Anadolu Selçuklu Devleti hükümdarı 2.
Kılıçarslan ticareti canlandırmak maksatlı, ana yollar boyunca kervanların
konaklaması için hanlar yaptırmış. Bu hanlar, o günkü şartlarda bir kervanın
bir günde ulaşabileceği aralıklarla yapılmış. Bu güzergahlardan biri de Kayseri
Konya arasındaki yol. Bu yolun İpek Yolu olduğu da söyleniyor.
Bu yol boyunca benim bildiğim hanlar:
Horozlu Han, Obruk Han, Zazadın Hanı, Sultan Hanı, Ak Han, Saray Han, Ağzıkara
Han, Tepesi Delik Han, Alay Han. 4-5 handa bir daha büyüğü planlanmış. Mesela
Sultan Hanı. Daha büyük olanların adına da Kervansaray demişler. Sultan Han’ın
çevresinde bugün 10 bin nüfuslu bir yerleşim oluşmuş. Burası şu an Aksaray İli
’ne bağlı tek köyü olan bir ilçe. Evet evet sadece tek köyü var bu ilçenin.
Bir zamanlar ticaret kervanlarının
gelip geçtiği, yaz kış içinde insanların yatıp kalktığı, nice yaşanmışlıkların
olduğu bu hanlar artık kullanılmaz olunca, zaman içerisinde harabeye dönmüş.
(Resim 1,2) Hepsinin ayrı hikayesi var.
Ne hikayeler var. Tepesi Delik Han'ın
yakınlarındaki köylüler taşlarını götürmüşler. Ev yapmışlar, ahır yapmışlar,
avlu duvarı örmüşler. Sonra taş götürenlerden birinin çocuğu sara hastalığına
tutulmuş "hanın taşı çarptı" diyerek taş alımını durdurmuşlar.
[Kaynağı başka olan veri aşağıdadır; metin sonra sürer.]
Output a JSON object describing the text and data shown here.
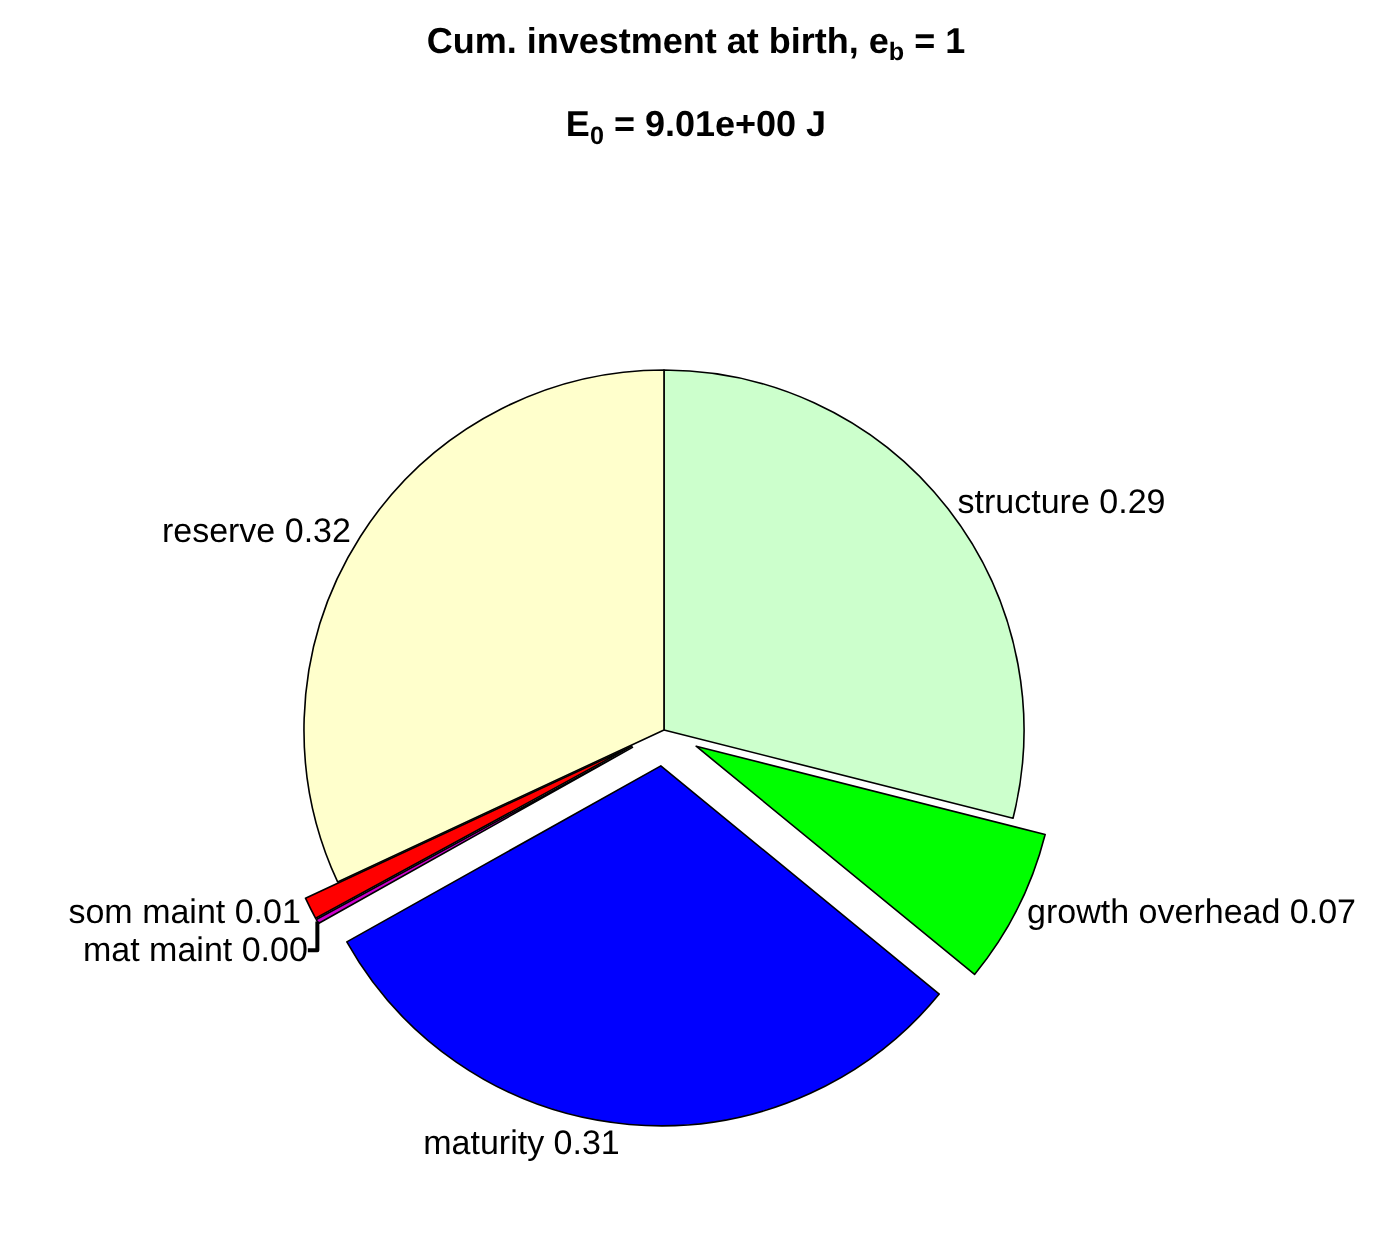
{
  "chart_data": {
    "type": "pie",
    "title": "Cum. investment at birth, e$_{b}$ = 1",
    "subtitle": "E$_{0}$ = 9.01e+00 J",
    "categories": [
      "structure",
      "growth overhead",
      "maturity",
      "mat maint",
      "som maint",
      "reserve"
    ],
    "values": [
      0.29,
      0.07,
      0.31,
      0.002,
      0.01,
      0.32
    ],
    "value_labels": [
      "0.29",
      "0.07",
      "0.31",
      "0.00",
      "0.01",
      "0.32"
    ],
    "colors": [
      "#ccffcc",
      "#00ff00",
      "#0000ff",
      "#cc00cc",
      "#ff0000",
      "#ffffcc"
    ]
  }
}
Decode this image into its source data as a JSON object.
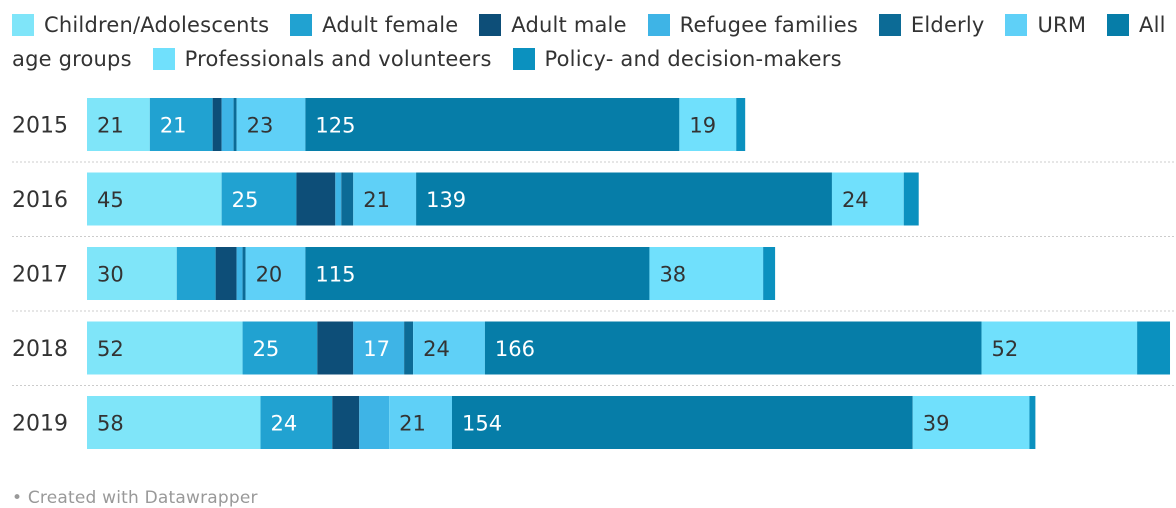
{
  "chart_data": {
    "type": "bar",
    "orientation": "horizontal",
    "stacked": true,
    "categories": [
      "2015",
      "2016",
      "2017",
      "2018",
      "2019"
    ],
    "series": [
      {
        "name": "Children/Adolescents",
        "color": "#7fe5f9",
        "values": [
          21,
          45,
          30,
          52,
          58
        ]
      },
      {
        "name": "Adult female",
        "color": "#21a2d1",
        "values": [
          21,
          25,
          13,
          25,
          24
        ]
      },
      {
        "name": "Adult male",
        "color": "#0d4e78",
        "values": [
          3,
          13,
          7,
          12,
          9
        ]
      },
      {
        "name": "Refugee families",
        "color": "#3eb4e6",
        "values": [
          4,
          2,
          2,
          17,
          10
        ]
      },
      {
        "name": "Elderly",
        "color": "#0c6b96",
        "values": [
          1,
          4,
          1,
          3,
          0
        ]
      },
      {
        "name": "URM",
        "color": "#5fd0f7",
        "values": [
          23,
          21,
          20,
          24,
          21
        ]
      },
      {
        "name": "All age groups",
        "color": "#067da8",
        "values": [
          125,
          139,
          115,
          166,
          154
        ]
      },
      {
        "name": "Professionals and volunteers",
        "color": "#70e0fc",
        "values": [
          19,
          24,
          38,
          52,
          39
        ]
      },
      {
        "name": "Policy- and decision-makers",
        "color": "#0b91bf",
        "values": [
          3,
          5,
          4,
          11,
          2
        ]
      }
    ],
    "data_labels": [
      [
        "21",
        "21",
        "",
        "",
        "",
        "23",
        "125",
        "19",
        ""
      ],
      [
        "45",
        "25",
        "",
        "",
        "",
        "21",
        "139",
        "24",
        ""
      ],
      [
        "30",
        "",
        "",
        "",
        "",
        "20",
        "115",
        "38",
        ""
      ],
      [
        "52",
        "25",
        "",
        "17",
        "",
        "24",
        "166",
        "52",
        ""
      ],
      [
        "58",
        "24",
        "",
        "",
        "",
        "21",
        "154",
        "39",
        ""
      ]
    ],
    "label_colors": [
      "#333333",
      "#ffffff",
      "#ffffff",
      "#ffffff",
      "#ffffff",
      "#333333",
      "#ffffff",
      "#333333",
      "#ffffff"
    ],
    "xlim": [
      0,
      364
    ],
    "legend_position": "top",
    "grid": false
  },
  "footer": "• Created with Datawrapper"
}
Köye
gidip taşları tespit ettik ama neye yarar..!
Mesela demir yüklü bir TIR,
dorsesinden kayan demirleri geri geri han duvarına dayayarak düzeltmeye
çalışmış. Hanın büyük bölümü göçmüş o zaman. Umurunda mı..?
Han’ı koyun ağılı olarak kullanmışlar.
Tepesi Delik Han’ın Aksaray tarafında
bir konak ötesindeki han Ağzıkara Han. Orası nispeten sağlam kalmış, şu an
turizm amaçlı kullanımda. Kayseri tarafında bir konak sonrasındaki han ise Alay
Han. Bu Alay Han daha büyük. Bir zamanlar Konya Kayseri Karayolu bu hanı
ortalamış geçmiş. Daha sonraları kim fark ettiyse, yada kim insafa geldiyse
yolu bir yay çizecek şekilde 100 metre falan kenara almışlar. (Resim 6)
Vakıflar Genel Müdürlüğü bu hanları
restore etme kararı almış. Bize de Tepesi Delik Han düştü.
2008 yılında Tepesi Delik Han’ın
restorasyonunda görev aldım. O tarihi eser harap olmuş. Şimdiki
Aksaray-Nevşehir-Kayseri-Konya yolunun kenarında. Ana yola mesafesi 25-30
metre. Aksaray’a 30 km mesafede.
Restorasyon için camilerde,
minarelerde, taş yapılarda oldukça tecrübeli olan, o bölgede çok iş yapmış taş
ekibimiz vardı. O yönden şanslıydım.
Han, plan olarak giriş kapısını
karşınıza alıp duruşunuza göre sağa sola beş aks, öne arkaya doğru yedi aks
şeklinde.
Hanın yapımında kullanılan taş ocağını
araştırdık. 15 km ileride handa kullanılan orijinal taşların ocağını bulduk,
taş siparişini verdik. Yakındaki Bebek Köyü’nden işçiler ayarladık. Yıkıntılardaki
taşlardan kullanılabilir olanları ayırmaya başladık. Taşların ayıklanmasında,
hanın temellerine ulaşıncaya kadar temizlenmesinde ASLA İŞ MAKİNASI
ÇALIŞTIRMADIM. TAMAMEN ELLE, İNSAN GÜCÜYLE YAPTIK. Çıkan toprak ve
molozları el arabası ve insan gücüyle 20 metre ileriye taşıyıp istifledik.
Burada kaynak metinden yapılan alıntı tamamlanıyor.